La denuncia ha sido avalada por algunos productores que dicen tener conocimiento de que parte de los bonos no fueron entregados a sus destinatarios originales; por el contrario, afirman que muchos se otorgaron a personas ajenas a la actividad agrícola, quienes posteriormente vendían los productos recibidos.
El caso ya se encuentra en manos de los órganos contralores competentes e incluso del Ministerio Público.
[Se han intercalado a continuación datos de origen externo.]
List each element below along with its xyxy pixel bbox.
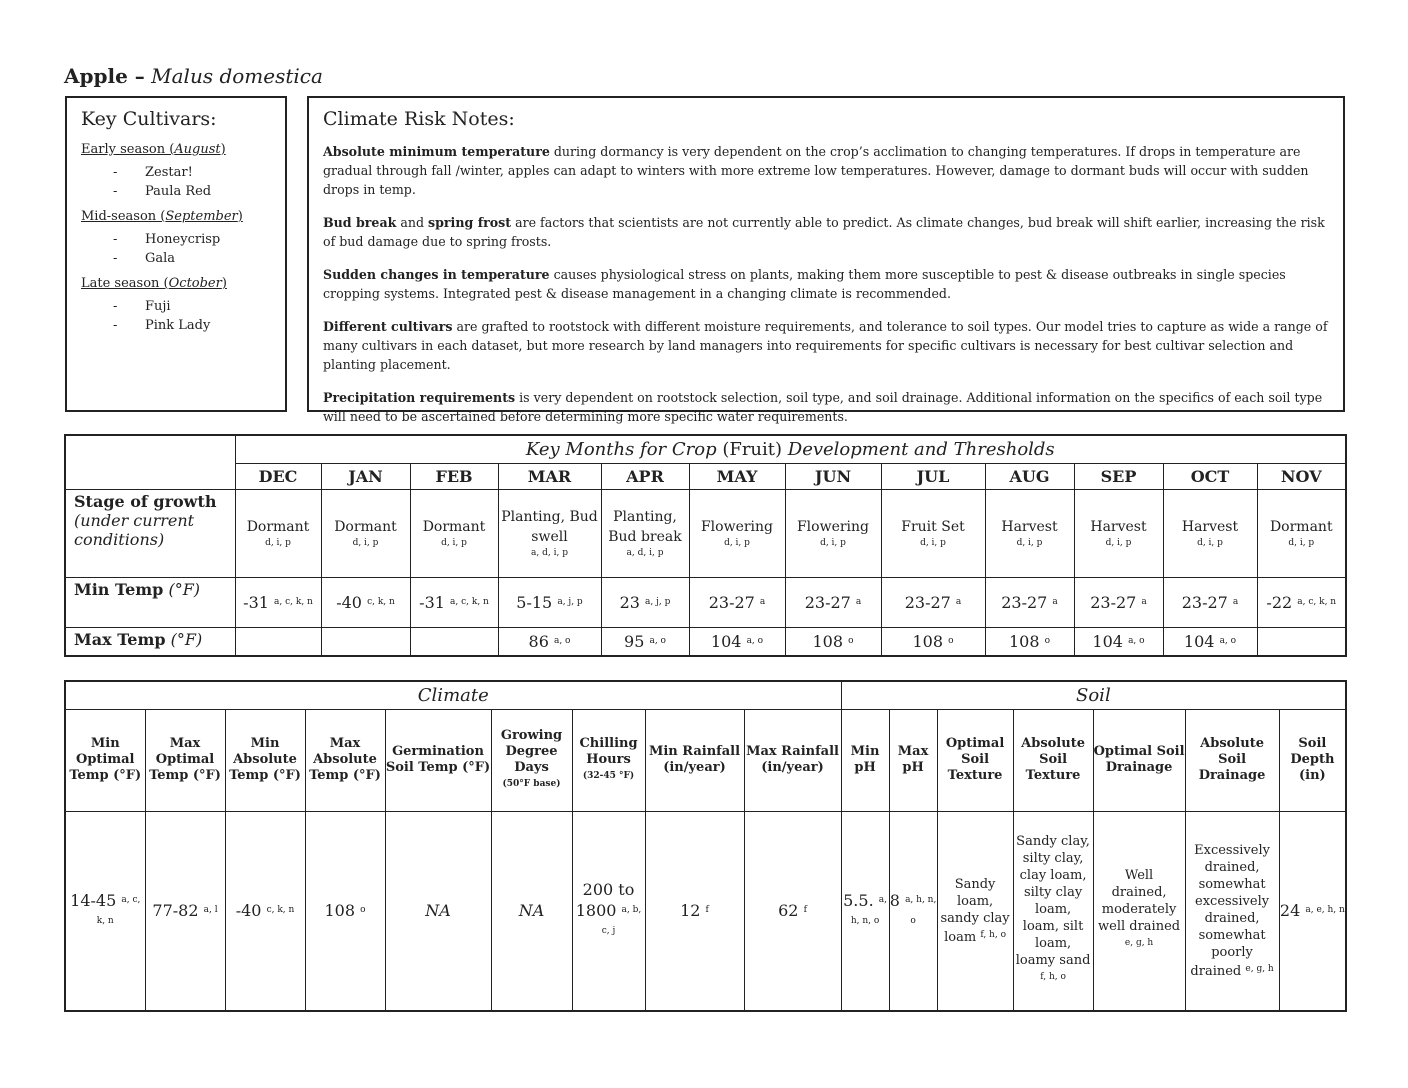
column-header [491,709,572,811]
max-temp-cell [1257,627,1346,656]
value-sources: a, c, k, n [96,894,141,926]
max-temp-cell [785,627,881,656]
cultivar-name: Honeycrisp [145,232,221,247]
max-temp-cell [1074,627,1163,656]
value-cell [937,811,1013,1011]
column-header-text: Min Rainfall (in/year) [648,744,741,775]
column-header-text: Min pH [850,744,880,775]
stage-text: Flowering [700,519,774,535]
header-text: Development and Thresholds [782,438,1055,460]
note-text: are factors that scientists are not currently able to predict. As climate changes, bud break will shift earlier, increasing the risk of bud damage due to spring frosts. [323,215,1325,249]
season-month: August [174,142,221,157]
column-header [225,709,305,811]
month-header-jul: JUL [881,463,985,489]
stage-sources: d, i, p [1016,538,1043,548]
value-cell [645,811,744,1011]
value-text: Sandy clay, silty clay, clay loam, silty clay loam, loam, silt loam, loamy sand [1015,834,1091,969]
column-header-sub: (32-45 °F) [582,771,635,781]
soil-header: Soil [841,681,1346,709]
value-text: NA [518,901,545,921]
note-text: during dormancy is very dependent on the crop’s acclimation to changing temperatures. If drops in temperature are gradual through fall /winter, apples can adapt to winters with more extreme low temperatures. However, damage to dormant buds will occur with sudden drops in temp. [323,144,1309,197]
max-temp-row [65,627,1346,656]
max-temp-value: 86 [528,631,549,651]
row-label [65,627,235,656]
season-month: October [168,276,222,291]
stage-text: Harvest [1181,519,1239,535]
stage-text: Flowering [796,519,870,535]
column-header-sub: (50°F base) [502,779,561,789]
value-text: 24 [1279,901,1301,921]
value-cell [1093,811,1185,1011]
stage-cell [985,489,1074,577]
cultivar-item [81,165,271,180]
note-text: causes physiological stress on plants, making them more susceptible to pest & disease outbreaks in single species cropping systems. Integrated pest & disease management in a changing climate is recommended. [323,267,1286,301]
cultivar-season-early [81,142,271,199]
season-label: Late season ( [81,276,169,291]
value-cell [305,811,385,1011]
value-cell [744,811,841,1011]
stage-text: Harvest [1001,519,1058,535]
min-temp-value: 23-27 [804,592,851,612]
note-bold: spring frost [428,215,512,230]
stage-sources: d, i, p [1288,538,1315,548]
max-temp-cell [235,627,321,656]
min-temp-sources: a [759,596,766,607]
notes-heading: Climate Risk Notes: [323,108,515,130]
climate-soil-table [64,680,1347,1012]
stage-text: Dormant [1269,519,1333,535]
value-cell [491,811,572,1011]
stage-cell [601,489,689,577]
min-temp-row [65,577,1346,627]
value-text: 62 [778,901,799,921]
max-temp-value: 104 [1183,631,1215,651]
min-temp-sources: a, j, p [557,596,583,607]
max-temp-sources: o [1044,635,1051,646]
month-header-nov: NOV [1257,463,1346,489]
month-header-feb: FEB [410,463,498,489]
stage-row [65,489,1346,577]
value-text: 77-82 [152,901,199,921]
stage-text: Harvest [1090,519,1147,535]
stage-cell [1257,489,1346,577]
min-temp-cell [881,577,985,627]
season-close: ) [237,209,243,224]
cultivars-heading: Key Cultivars: [81,108,217,130]
column-header-text: Absolute Soil Texture [1021,736,1085,783]
table-corner [65,435,235,489]
max-temp-sources: a, o [553,635,571,646]
value-sources: e, g, h [1245,963,1274,974]
note-text: are grafted to rootstock with different moisture requirements, and tolerance to soil types. Our model tries to capture as wide a range of many cultivars in each dataset, but more research by land managers into requirements for specific cultivars is necessary for best cultivar selection and planting placement. [323,319,1328,372]
value-sources: a, e, h, n [1305,905,1345,916]
max-temp-cell [410,627,498,656]
stage-sources: a, d, i, p [531,548,568,558]
value-sources: a, h, n, o [850,894,887,926]
value-text: 8 [889,890,900,910]
value-sources: e, g, h [1124,938,1154,949]
min-temp-sources: a [855,596,862,607]
cultivar-item [81,251,271,266]
min-temp-value: -31 [419,592,445,612]
value-cell [572,811,645,1011]
stage-sources: d, i, p [352,538,379,548]
stage-sources: d, i, p [920,538,946,548]
stage-cell [785,489,881,577]
stage-cell [410,489,498,577]
value-sources: a, l [203,905,218,916]
min-temp-sources: a [1141,596,1147,607]
min-temp-sources: a, c, k, n [274,596,313,607]
min-temp-cell [1163,577,1257,627]
column-header [1013,709,1093,811]
min-temp-cell [498,577,601,627]
column-header [645,709,744,811]
max-temp-value: 95 [624,631,645,651]
cultivar-item [81,299,271,314]
value-sources: o [360,905,366,916]
column-header-text: Max Optimal Temp (°F) [149,736,221,783]
max-temp-value: 104 [710,631,742,651]
min-temp-sources: a, c, k, n [1297,596,1337,607]
min-temp-value: 23 [619,592,640,612]
header-text: Key Months for Crop [525,438,723,460]
min-temp-cell [601,577,689,627]
min-temp-value: 23-27 [1090,592,1137,612]
page-title [64,64,323,88]
max-temp-cell [1163,627,1257,656]
max-temp-sources: a, o [649,635,666,646]
min-temp-sources: c, k, n [367,596,395,607]
max-temp-value: 108 [912,631,944,651]
value-cell [385,811,491,1011]
max-temp-cell [881,627,985,656]
column-header-text: Min Optimal Temp (°F) [69,736,142,783]
min-temp-sources: a [1052,596,1058,607]
min-temp-value: -40 [336,592,362,612]
max-temp-cell [321,627,410,656]
month-header-sep: SEP [1074,463,1163,489]
value-text: Sandy loam, sandy clay loam [940,876,1010,945]
month-header-apr: APR [601,463,689,489]
stage-text: Dormant [334,519,397,535]
column-header-text: Germination Soil Temp (°F) [385,744,491,775]
max-temp-sources: o [848,635,854,646]
stage-text: Planting, Bud break [608,509,682,545]
stage-cell [1163,489,1257,577]
note-paragraph [323,388,1329,426]
min-temp-sources: a [1232,596,1239,607]
min-temp-sources: a, c, k, n [450,596,489,607]
column-header [145,709,225,811]
value-cell [1013,811,1093,1011]
max-temp-sources: a, o [746,635,764,646]
value-cell [1279,811,1346,1011]
min-temp-value: 23-27 [1001,592,1048,612]
max-temp-value: 108 [1008,631,1040,651]
row-label [65,489,235,577]
cultivar-name: Pink Lady [145,318,211,333]
max-temp-cell [498,627,601,656]
dash: - [113,251,118,266]
key-cultivars-box [65,96,287,412]
column-header-text: Optimal Soil Drainage [1093,744,1185,775]
key-months-table [64,434,1347,657]
column-header [572,709,645,811]
row-label-text: Max Temp [74,629,166,649]
season-close: ) [220,142,226,157]
note-bold: Absolute minimum temperature [323,144,550,159]
stage-cell [321,489,410,577]
max-temp-cell [689,627,785,656]
column-header-text: Chilling Hours [579,736,638,767]
stage-sources: d, i, p [441,538,467,548]
month-header-jun: JUN [785,463,881,489]
header-text: (Fruit) [722,438,783,460]
min-temp-sources: a, j, p [645,596,671,607]
cultivar-item [81,232,271,247]
cultivar-season-late [81,276,271,333]
note-paragraph [323,265,1329,303]
months-table-header [235,435,1346,463]
month-header-mar: MAR [498,463,601,489]
max-temp-cell [601,627,689,656]
note-text: and [396,215,429,230]
value-cell [65,811,145,1011]
stage-sources: d, i, p [1105,538,1132,548]
stage-text: Dormant [246,519,310,535]
min-temp-cell [689,577,785,627]
season-label: Mid-season ( [81,209,166,224]
min-temp-cell [1074,577,1163,627]
min-temp-cell [321,577,410,627]
column-header [841,709,889,811]
value-text: 14-45 [70,890,117,910]
value-text: Excessively drained, somewhat excessively drained, somewhat poorly drained [1190,842,1270,979]
note-bold: Different cultivars [323,319,453,334]
row-label-unit: (°F) [168,579,201,599]
min-temp-value: 23-27 [708,592,755,612]
max-temp-sources: a, o [1128,635,1145,646]
value-cell [889,811,937,1011]
stage-text: Fruit Set [901,519,965,535]
cultivar-name: Zestar! [145,165,193,180]
cultivar-name: Fuji [145,299,171,314]
climate-risk-notes-box [307,96,1345,424]
dash: - [113,299,118,314]
month-header-row [65,463,1346,489]
min-temp-value: 5-15 [516,592,553,612]
min-temp-cell [785,577,881,627]
value-cell [1185,811,1279,1011]
column-header [1279,709,1346,811]
column-header-text: Max pH [897,744,929,775]
column-header-text: Optimal Soil Texture [945,736,1005,783]
common-name: Apple – [64,64,145,88]
stage-sources: d, i, p [724,538,750,548]
season-label: Early season ( [81,142,175,157]
max-temp-sources: o [948,635,954,646]
column-header [1185,709,1279,811]
value-cell [225,811,305,1011]
value-sources: f, h, o [1040,972,1066,983]
note-paragraph [323,213,1329,251]
month-header-may: MAY [689,463,785,489]
value-text: Well drained, moderately well drained [1098,868,1181,935]
value-cell [841,811,889,1011]
month-header-oct: OCT [1163,463,1257,489]
value-sources: f [705,905,709,916]
column-header-text: Soil Depth (in) [1290,736,1335,783]
stage-sources: d, i, p [265,538,291,548]
stage-cell [881,489,985,577]
cultivar-season-mid [81,209,271,266]
min-temp-cell [1257,577,1346,627]
note-bold: Precipitation requirements [323,390,516,405]
climate-header: Climate [65,681,841,709]
note-text: is very dependent on rootstock selection, soil type, and soil drainage. Additional information on the specifics of each soil type will need to be ascertained before determining more specific water requirements. [323,390,1323,424]
conditions-header-row [65,709,1346,811]
min-temp-cell [985,577,1074,627]
column-header-text: Max Absolute Temp (°F) [309,736,381,783]
value-sources: a, b, c, j [601,904,642,936]
max-temp-cell [985,627,1074,656]
stage-sources: d, i, p [820,538,846,548]
min-temp-value: 23-27 [904,592,951,612]
column-header-text: Absolute Soil Drainage [1198,736,1266,783]
column-header [937,709,1013,811]
min-temp-cell [235,577,321,627]
stage-cell [1074,489,1163,577]
stage-sources: d, i, p [1197,538,1223,548]
value-text: 108 [324,901,356,921]
note-bold: Sudden changes in temperature [323,267,550,282]
value-text: 5.5. [843,890,874,910]
month-header-dec: DEC [235,463,321,489]
value-sources: f, h, o [980,929,1006,940]
row-label [65,577,235,627]
value-sources: f [803,905,807,916]
note-bold: Bud break [323,215,397,230]
dash: - [113,184,118,199]
row-label-text: Stage of growth [74,491,217,511]
stage-sources: a, d, i, p [626,548,664,558]
stage-cell [498,489,601,577]
dash: - [113,318,118,333]
row-label-text: Min Temp [74,579,164,599]
cultivar-item [81,184,271,199]
column-header [1093,709,1185,811]
value-text: NA [425,901,451,921]
min-temp-value: 23-27 [1181,592,1228,612]
value-sources: c, k, n [266,905,295,916]
month-header-jan: JAN [321,463,410,489]
max-temp-value: 108 [812,631,844,651]
row-label-unit: (°F) [170,629,203,649]
season-close: ) [221,276,227,291]
column-header [385,709,491,811]
min-temp-cell [410,577,498,627]
max-temp-sources: a, o [1219,635,1237,646]
min-temp-value: -22 [1266,592,1293,612]
latin-name: Malus domestica [151,64,323,88]
column-header [889,709,937,811]
dash: - [113,165,118,180]
note-paragraph [323,317,1329,374]
value-text: -40 [235,901,262,921]
column-header [65,709,145,811]
column-header-text: Min Absolute Temp (°F) [229,736,301,783]
stage-cell [235,489,321,577]
dash: - [113,232,118,247]
min-temp-sources: a [955,596,962,607]
column-header [744,709,841,811]
value-text: 12 [680,901,701,921]
cultivar-name: Gala [145,251,176,266]
value-sources: a, h, n, o [905,894,937,926]
stage-cell [689,489,785,577]
value-text: 200 to 1800 [575,879,635,920]
value-cell [145,811,225,1011]
stage-text: Planting, Bud swell [501,509,598,545]
cultivar-item [81,318,271,333]
column-header-text: Growing Degree Days [500,728,563,775]
cultivar-name: Paula Red [145,184,212,199]
season-month: September [165,209,238,224]
row-label-sub: (under current conditions) [74,510,195,549]
month-header-aug: AUG [985,463,1074,489]
max-temp-value: 104 [1092,631,1123,651]
conditions-values-row [65,811,1346,1011]
note-paragraph [323,142,1329,199]
min-temp-value: -31 [243,592,269,612]
stage-text: Dormant [422,519,486,535]
column-header-text: Max Rainfall (in/year) [746,744,839,775]
column-header [305,709,385,811]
Se espera que estas instituciones realicen las investigaciones correspondientes y procedan legalmente contra los responsables, si los hay, una vez que concluyan las indagaciones.
Casos similares han sido comunes en distintas administraciones del Estado sin que históricamente hayan sido debidamente documentados, investigados o denunciados.
La impunidad ha campeado en el país, permitiendo que estos atropellos se sigan cometiendo bajo el entendido de que los implicados nunca enfrentarán a la justicia, perpetuando así la comisión de estos delitos.
Las redes de corrupción estatal solo lograrán ser desmanteladas cuando se aplique la ley con rigor a quienes la incumplen y a quienes llegan a los cargos públicos con el único fin de favorecer sus intereses personales y los de sus allegados. Cada centavo desviado a los bolsillos de particulares va en detrimento del acceso a la salud, la educación y otros derechos fundamentales de los ciudadanos más desposeídos.